Moya is with her every step of the way. You’re surfing a rainbow if you think someone like that exists round here, she smiles. But I’ll help.
But at the back of her mind Maggie knows that Mum’s crying is more than sadness. That there are no easy fixes. And that Moya’s not really there. Because though she talks to her every day, Moya died months ago…
An unforgettable novel about grief and healing from Costa and Irish Book Award winner Brian Conaghan.
HERE’S MY REVIEW!
I’m going to be honest with you that this is a hard read for me. I go through this book honestly expecting it to be similar to The Weight of a Thousand Feathers, but unfortunately it is not. I love The Weight of a Thousand Feathers so much that I rated it a solid five stars and it was definitely one of the best books I’ve read in 2018.
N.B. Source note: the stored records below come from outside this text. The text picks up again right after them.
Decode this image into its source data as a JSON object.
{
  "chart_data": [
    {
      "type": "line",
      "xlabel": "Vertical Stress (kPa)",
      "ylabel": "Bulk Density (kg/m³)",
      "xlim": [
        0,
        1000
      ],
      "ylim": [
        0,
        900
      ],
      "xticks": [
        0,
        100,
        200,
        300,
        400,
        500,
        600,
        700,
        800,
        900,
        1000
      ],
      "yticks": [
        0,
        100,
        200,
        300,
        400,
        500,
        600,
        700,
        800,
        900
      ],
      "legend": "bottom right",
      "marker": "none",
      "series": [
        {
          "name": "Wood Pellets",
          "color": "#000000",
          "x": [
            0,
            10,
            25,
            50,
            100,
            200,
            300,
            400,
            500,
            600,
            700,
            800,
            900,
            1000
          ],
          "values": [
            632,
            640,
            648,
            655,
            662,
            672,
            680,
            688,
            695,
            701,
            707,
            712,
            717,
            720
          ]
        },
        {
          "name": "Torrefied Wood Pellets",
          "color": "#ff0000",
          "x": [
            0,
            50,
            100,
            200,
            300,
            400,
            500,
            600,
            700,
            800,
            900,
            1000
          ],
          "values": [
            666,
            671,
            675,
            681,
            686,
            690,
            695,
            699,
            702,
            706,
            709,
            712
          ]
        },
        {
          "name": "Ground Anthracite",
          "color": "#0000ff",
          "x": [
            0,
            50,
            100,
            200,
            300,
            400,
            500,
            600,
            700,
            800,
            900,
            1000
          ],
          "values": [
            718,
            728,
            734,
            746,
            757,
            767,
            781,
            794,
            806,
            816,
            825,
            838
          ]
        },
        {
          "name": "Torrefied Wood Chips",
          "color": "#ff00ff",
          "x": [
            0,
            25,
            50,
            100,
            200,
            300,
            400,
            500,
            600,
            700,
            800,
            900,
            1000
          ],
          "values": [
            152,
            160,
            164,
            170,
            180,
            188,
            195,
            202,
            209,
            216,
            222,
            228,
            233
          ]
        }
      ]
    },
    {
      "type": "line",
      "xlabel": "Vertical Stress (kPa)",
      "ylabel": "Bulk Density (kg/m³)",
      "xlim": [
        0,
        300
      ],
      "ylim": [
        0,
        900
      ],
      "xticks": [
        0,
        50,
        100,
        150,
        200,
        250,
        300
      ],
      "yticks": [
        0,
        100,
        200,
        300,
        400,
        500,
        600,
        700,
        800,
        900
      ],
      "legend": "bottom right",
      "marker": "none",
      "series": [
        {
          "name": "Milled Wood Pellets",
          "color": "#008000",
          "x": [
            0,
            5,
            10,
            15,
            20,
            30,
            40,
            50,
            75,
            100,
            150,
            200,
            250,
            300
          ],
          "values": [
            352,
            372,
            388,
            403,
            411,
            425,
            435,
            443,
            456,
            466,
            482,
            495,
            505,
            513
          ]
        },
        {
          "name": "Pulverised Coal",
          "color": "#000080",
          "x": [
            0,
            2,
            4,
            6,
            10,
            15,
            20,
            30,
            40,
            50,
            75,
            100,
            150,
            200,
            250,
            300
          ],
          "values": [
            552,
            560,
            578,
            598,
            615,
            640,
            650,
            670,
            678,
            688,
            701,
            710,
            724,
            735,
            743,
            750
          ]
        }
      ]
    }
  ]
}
The M Word tackles so many taboo topics like anxiety, stress disorder, clinical depression and also suicide. I truly appreciate that trigger warnings are stated at the cover of the book, saying it contains strong language and adult themes and it is not suitable for younger readers, to minimize harm. The story is so authentic and emotionally raw that sometimes I feel very uncomfortable reading it because it seems very intimate.
The main protagonist, Maggie Yates is truly a strong character. She is 17 and about to enter college, but her whole life is tumbling down, from her mom being jobless, to being diagnosed with mental illness to having her best friend died. She is not in a good state of mind so she tries to find something that can ease her pain.
This book truly shows what it feels to be at the lowest of the low and how life can be very excruciating at times. There are plenty of descriptive self harming in the book, so be very cautious while reading the scenes because it can be very disturbing.
What bothers me is the progression of the story. I am not hooked at all for the first hundred pages because there is no big development whatsoever. It gets better towards the end of the book. I am also irritated by the fact that there are too much swearing in the book that is somehow intolerable.
Read this if you are searching for something different in the YA space in terms of mental health issues.
Thank you Pansing Books for sending me a copy of The M Word.